Syria’s militants give tepid support to demilitarized zone
BEIRUT- Militants in Syria indicated tepid support for a demilitarized zone in the country’s final opposition stronghold, even as they appeared to defy an internationally brokered deadline Monday for their withdrawal.
The area surrounding the northern province of Idlib is home to about 2.5 million people, most of them civilians. Aid groups have warned that an offensive there could spell a humanitarian catastrophe.
A Sept. 17 deal between Russia and Turkey - key backers of Syria’s government and rebel forces, respectively - called for heavy weapons and Islamist militant groups to be pulled out of a roughly 13-mile-wide buffer zone.
But as the deadline passed, monitoring groups said that although a bloc of Turkeybacked rebels had withdrawn their weapons, the province’s most extreme militants were still there.
“We value the efforts of all those striving - at home and abroad - to protect the liberated area and prevent its invasion and the perpetration of massacres in it,” the al-qaedalinked Hayat Tahrir al-sham, or HTS, said in a statement late Sunday.
“But we warn at the same time against the trickery of the Russian occupier or having faith in its intentions,” it added. The militant group also said it “would not forget” the foreign fighters who came to assist it.
Analysts interpreted the statement as a sign that HTS - whose reluctance to withdraw could throw up one of the biggest obstacles to the deal - would grudgingly comply.
“HTS’S statement seems to amount to a tacit acceptance of the [agreement’s] terms, even as HTS rejects more far-reaching concessions like renouncing armed struggle and voices its distrust of the deal’s Russian co-sponsor,” said Sam Heller, senior analyst on nonstate armed groups for the International Crisis Group.
The stakes are high.

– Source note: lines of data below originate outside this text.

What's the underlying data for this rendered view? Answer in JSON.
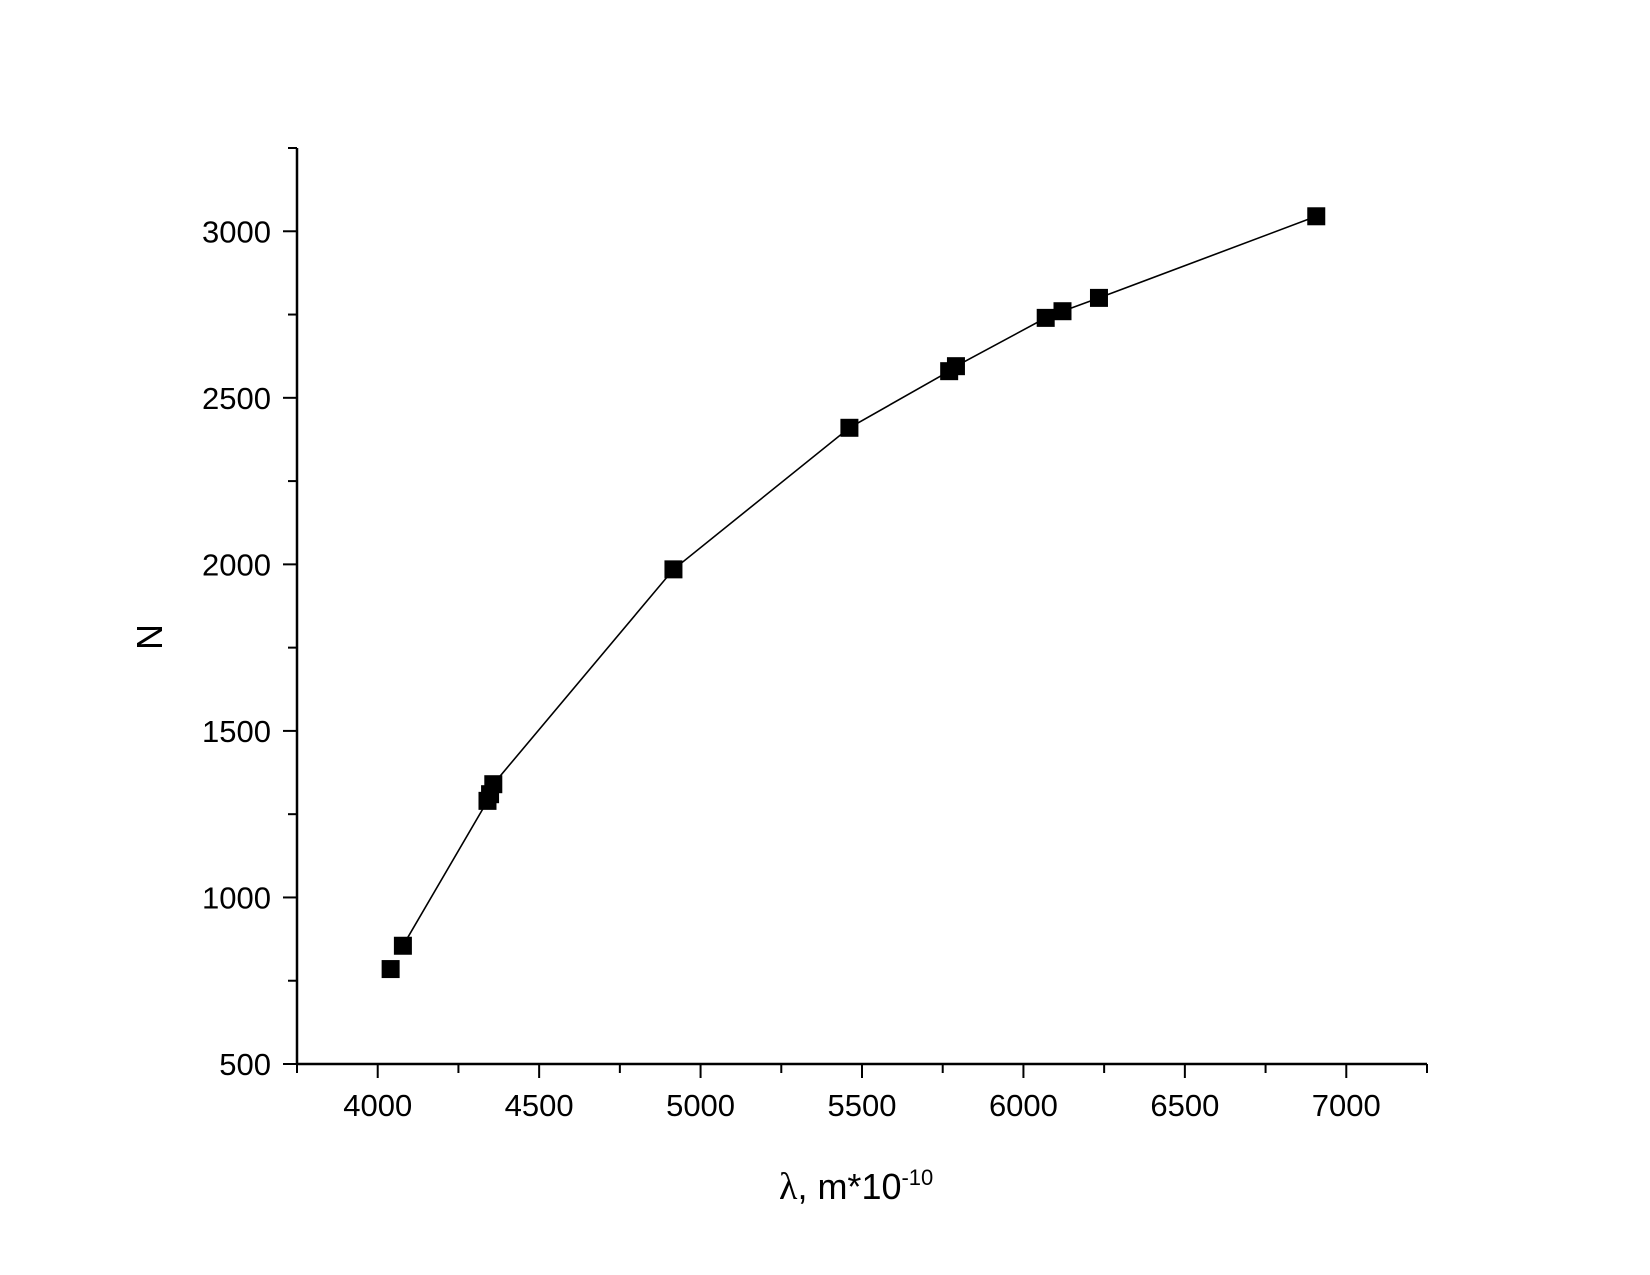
{
  "chart_data": {
    "type": "line",
    "series": [
      {
        "x": [
          4040,
          4078,
          4340,
          4348,
          4358,
          4916,
          5461,
          5770,
          5791,
          6069,
          6121,
          6234,
          6907
        ],
        "y": [
          785,
          855,
          1290,
          1310,
          1340,
          1985,
          2410,
          2580,
          2595,
          2740,
          2760,
          2800,
          3045
        ]
      }
    ],
    "line_excludes_first_point": true,
    "marker": "square",
    "color": "#000000",
    "xlim": [
      3750,
      7250
    ],
    "ylim": [
      500,
      3250
    ],
    "xticks": [
      4000,
      4500,
      5000,
      5500,
      6000,
      6500,
      7000
    ],
    "yticks": [
      500,
      1000,
      1500,
      2000,
      2500,
      3000
    ],
    "xlabel_symbol": "λ",
    "xlabel_text": ", m*10",
    "xlabel_exponent": "-10",
    "ylabel": "N",
    "grid": false
  }
}
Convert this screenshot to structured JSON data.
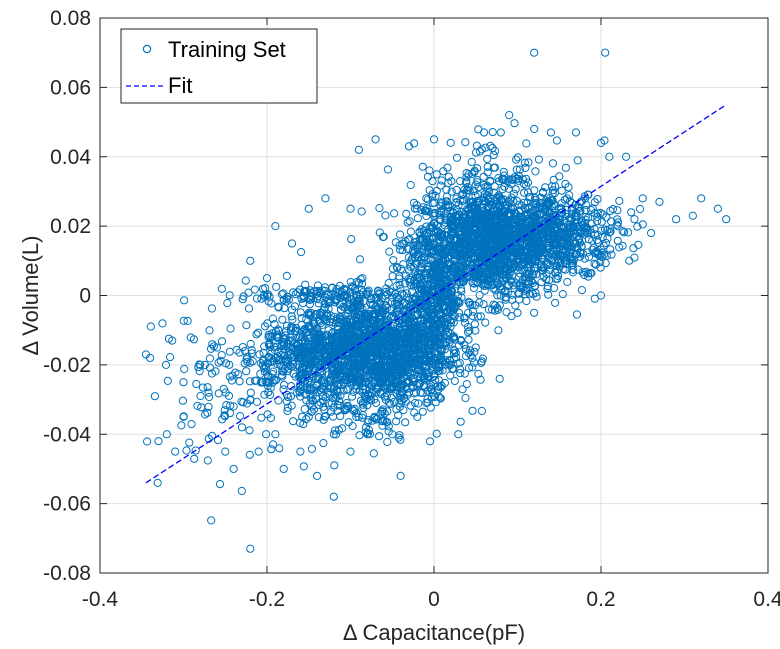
{
  "chart_data": {
    "type": "scatter",
    "xlabel": "Δ Capacitance(pF)",
    "ylabel": "Δ Volume(L)",
    "xlim": [
      -0.4,
      0.4
    ],
    "ylim": [
      -0.08,
      0.08
    ],
    "xticks": [
      -0.4,
      -0.2,
      0,
      0.2,
      0.4
    ],
    "yticks": [
      -0.08,
      -0.06,
      -0.04,
      -0.02,
      0,
      0.02,
      0.04,
      0.06,
      0.08
    ],
    "xtick_labels": [
      "-0.4",
      "-0.2",
      "0",
      "0.2",
      "0.4"
    ],
    "ytick_labels": [
      "-0.08",
      "-0.06",
      "-0.04",
      "-0.02",
      "0",
      "0.02",
      "0.04",
      "0.06",
      "0.08"
    ],
    "grid": true,
    "legend_position": "top-left",
    "colors": {
      "training": "#0072BD",
      "fit": "#0000FF",
      "grid": "#DFDFDF",
      "axis": "#262626"
    },
    "series": [
      {
        "name": "Training Set",
        "marker": "circle",
        "points": [
          [
            0.12,
            0.07
          ],
          [
            0.205,
            0.07
          ],
          [
            -0.22,
            -0.073
          ],
          [
            -0.12,
            -0.058
          ],
          [
            -0.04,
            -0.052
          ],
          [
            -0.34,
            -0.018
          ],
          [
            -0.345,
            -0.017
          ],
          [
            -0.33,
            -0.042
          ],
          [
            -0.32,
            -0.04
          ],
          [
            -0.31,
            -0.045
          ],
          [
            -0.3,
            -0.035
          ],
          [
            -0.28,
            -0.02
          ],
          [
            -0.26,
            -0.015
          ],
          [
            -0.25,
            -0.045
          ],
          [
            -0.24,
            -0.05
          ],
          [
            -0.23,
            -0.038
          ],
          [
            -0.22,
            -0.03
          ],
          [
            -0.21,
            -0.045
          ],
          [
            -0.2,
            -0.025
          ],
          [
            -0.19,
            -0.04
          ],
          [
            -0.18,
            -0.05
          ],
          [
            -0.16,
            -0.045
          ],
          [
            -0.14,
            -0.052
          ],
          [
            -0.22,
            0.01
          ],
          [
            -0.2,
            0.005
          ],
          [
            -0.19,
            0.02
          ],
          [
            -0.17,
            0.015
          ],
          [
            -0.15,
            0.025
          ],
          [
            -0.13,
            0.028
          ],
          [
            -0.1,
            0.025
          ],
          [
            -0.09,
            0.042
          ],
          [
            -0.07,
            0.045
          ],
          [
            -0.03,
            0.043
          ],
          [
            0.0,
            0.045
          ],
          [
            0.02,
            0.044
          ],
          [
            0.06,
            0.047
          ],
          [
            0.08,
            0.047
          ],
          [
            0.09,
            0.052
          ],
          [
            0.12,
            0.048
          ],
          [
            0.14,
            0.047
          ],
          [
            0.17,
            0.047
          ],
          [
            0.2,
            0.044
          ],
          [
            0.21,
            0.04
          ],
          [
            0.23,
            0.04
          ],
          [
            0.25,
            0.028
          ],
          [
            0.27,
            0.027
          ],
          [
            0.29,
            0.022
          ],
          [
            0.31,
            0.023
          ],
          [
            0.32,
            0.028
          ],
          [
            0.34,
            0.025
          ],
          [
            0.35,
            0.022
          ],
          [
            0.26,
            0.018
          ],
          [
            0.24,
            0.022
          ],
          [
            0.22,
            0.02
          ],
          [
            0.2,
            0.0
          ],
          [
            -0.3,
            -0.025
          ],
          [
            -0.27,
            -0.028
          ],
          [
            -0.24,
            -0.032
          ],
          [
            -0.15,
            -0.035
          ],
          [
            -0.12,
            -0.04
          ],
          [
            -0.1,
            -0.045
          ],
          [
            -0.08,
            -0.04
          ],
          [
            -0.05,
            -0.04
          ],
          [
            -0.02,
            -0.035
          ],
          [
            0.02,
            -0.02
          ],
          [
            0.05,
            -0.015
          ],
          [
            0.08,
            0.0
          ],
          [
            0.1,
            -0.005
          ],
          [
            -0.2,
            0.0
          ],
          [
            -0.15,
            -0.005
          ]
        ]
      },
      {
        "name": "Fit",
        "line_style": "dashed",
        "points": [
          [
            -0.345,
            -0.054
          ],
          [
            0.35,
            0.055
          ]
        ]
      }
    ],
    "legend": {
      "entries": [
        "Training Set",
        "Fit"
      ]
    }
  }
}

President Bashar Assad’s government routinely emphasizes its desire to control every inch of Syria, seven years into a war that tore more than a third of the country from its grasp.
In the event that the Turkish-russian deal breaks down, the Syrian military could yet launch a grinding offensive to uproot extremists from Idlib.
“Over and over again, similar deals have simply ended in a bloodbath,” Wouter Schaap, Syria country director for the CARE International aid organization, said last week. “Civilians caught in this standoff must be spared at all costs.”
Russian officials have indicated that they view the deadline as flexible, with the militants’ failure to withdraw unlikely to meet with immediate violence. “The quality of that work is far more important. We strongly support our Turkish partners’ efforts,” Russian Foreign Minister Sergei Lavrov said Wednesday.